2. Filter out returns to keep only purchases.
3. Iterate: for each ReturnKey distribute aggregated return across purchases for this ReturnKey. To speed up things we use Iterate Table to pass table Purchases in memory. ReturnKey and total return amount are passed as parameters.

In the iterated project:
1. In each iteration table Purchases is filtered using ReturnKey (which is different on each iteration) in order to keep only purchases for that ReturnKey.
2. Use Running Total and Rule transformations to distribute the total return amount for this particular ReturnKey.

In this case no reading/writing is performed in each iteration -- everything is calculated in memory so performance should be good.

Result: returns test2.zip (74.5 KB)

Remarks:

  • In your example you created returns.csv in one derived table, but it was used in iterations in another derived table independent from the first one. EasyMorph calculates independent tables in parallel (asynchronously) when possible. It means that iterations could start earlier than returns.csv is ready which would cause an error. To deal with such cases there is the Synchronize transformation. See this blog post for more details: Using synchronize transformation.
  • I suspect iterations might be not necessary at all in this case because the Running Total transformation supports grouping. But I didn't try it.
  • In my variant I assumed that all ReturnKeys had a return, which might be not the case in the real-life scenario.

#3

It looks like for this particular task iterations are not needed at all, indeed. Here is a solution that doesn't use iterations, only Running Total with grouping.

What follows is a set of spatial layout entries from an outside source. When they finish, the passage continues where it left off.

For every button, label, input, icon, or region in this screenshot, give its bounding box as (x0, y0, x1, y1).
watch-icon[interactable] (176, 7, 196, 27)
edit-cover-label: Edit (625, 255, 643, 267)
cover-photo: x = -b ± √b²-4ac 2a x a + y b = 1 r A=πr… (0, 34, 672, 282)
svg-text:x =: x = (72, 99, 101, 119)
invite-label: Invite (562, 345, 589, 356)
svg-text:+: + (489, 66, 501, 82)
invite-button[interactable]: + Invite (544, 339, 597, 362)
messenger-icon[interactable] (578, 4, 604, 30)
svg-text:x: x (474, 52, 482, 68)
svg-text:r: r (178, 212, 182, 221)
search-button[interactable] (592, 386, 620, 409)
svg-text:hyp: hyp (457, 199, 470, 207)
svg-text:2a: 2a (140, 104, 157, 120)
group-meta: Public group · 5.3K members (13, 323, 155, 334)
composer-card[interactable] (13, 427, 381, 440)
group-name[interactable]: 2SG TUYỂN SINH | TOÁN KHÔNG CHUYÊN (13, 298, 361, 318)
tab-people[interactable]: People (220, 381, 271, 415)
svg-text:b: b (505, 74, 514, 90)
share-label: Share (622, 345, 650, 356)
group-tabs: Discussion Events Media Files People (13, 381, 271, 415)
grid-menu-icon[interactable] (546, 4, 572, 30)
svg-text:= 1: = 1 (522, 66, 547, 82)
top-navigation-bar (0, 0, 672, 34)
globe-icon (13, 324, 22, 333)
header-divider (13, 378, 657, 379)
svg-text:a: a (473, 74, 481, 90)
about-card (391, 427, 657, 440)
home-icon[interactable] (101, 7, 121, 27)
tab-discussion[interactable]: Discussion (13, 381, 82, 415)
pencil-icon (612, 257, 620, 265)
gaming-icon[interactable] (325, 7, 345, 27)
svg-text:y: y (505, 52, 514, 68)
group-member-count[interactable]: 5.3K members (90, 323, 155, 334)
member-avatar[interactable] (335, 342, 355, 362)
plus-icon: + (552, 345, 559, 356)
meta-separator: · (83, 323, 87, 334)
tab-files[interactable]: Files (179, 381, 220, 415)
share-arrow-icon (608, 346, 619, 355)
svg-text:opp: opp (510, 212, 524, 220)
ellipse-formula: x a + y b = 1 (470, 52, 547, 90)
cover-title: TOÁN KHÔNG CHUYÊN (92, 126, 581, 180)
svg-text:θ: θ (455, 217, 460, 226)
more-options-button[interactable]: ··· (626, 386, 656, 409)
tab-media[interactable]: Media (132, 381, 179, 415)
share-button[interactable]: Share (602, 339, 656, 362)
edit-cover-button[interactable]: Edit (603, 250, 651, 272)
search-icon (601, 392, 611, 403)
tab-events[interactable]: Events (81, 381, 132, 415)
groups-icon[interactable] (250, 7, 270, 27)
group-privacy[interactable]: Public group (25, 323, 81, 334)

returns test 3.zip (73.5 KB)

PS. It's an interesting task, enjoyed solving it.


#4

@dgudkov Thank you! Your iterate version was still too slow on production data (2 million rows with 40,000 returns), so I killed it after 15 minutes. Currently our T-SQL procedure runs in about 2 minutes (uses cursors). The new version runs nearly instantly and seems to produce the right results. I'm still comparing but so far so good.

Old habits of using looping can be tough to break out of when there's a new paradigm of array thinking. Examples like these help develop the skill set.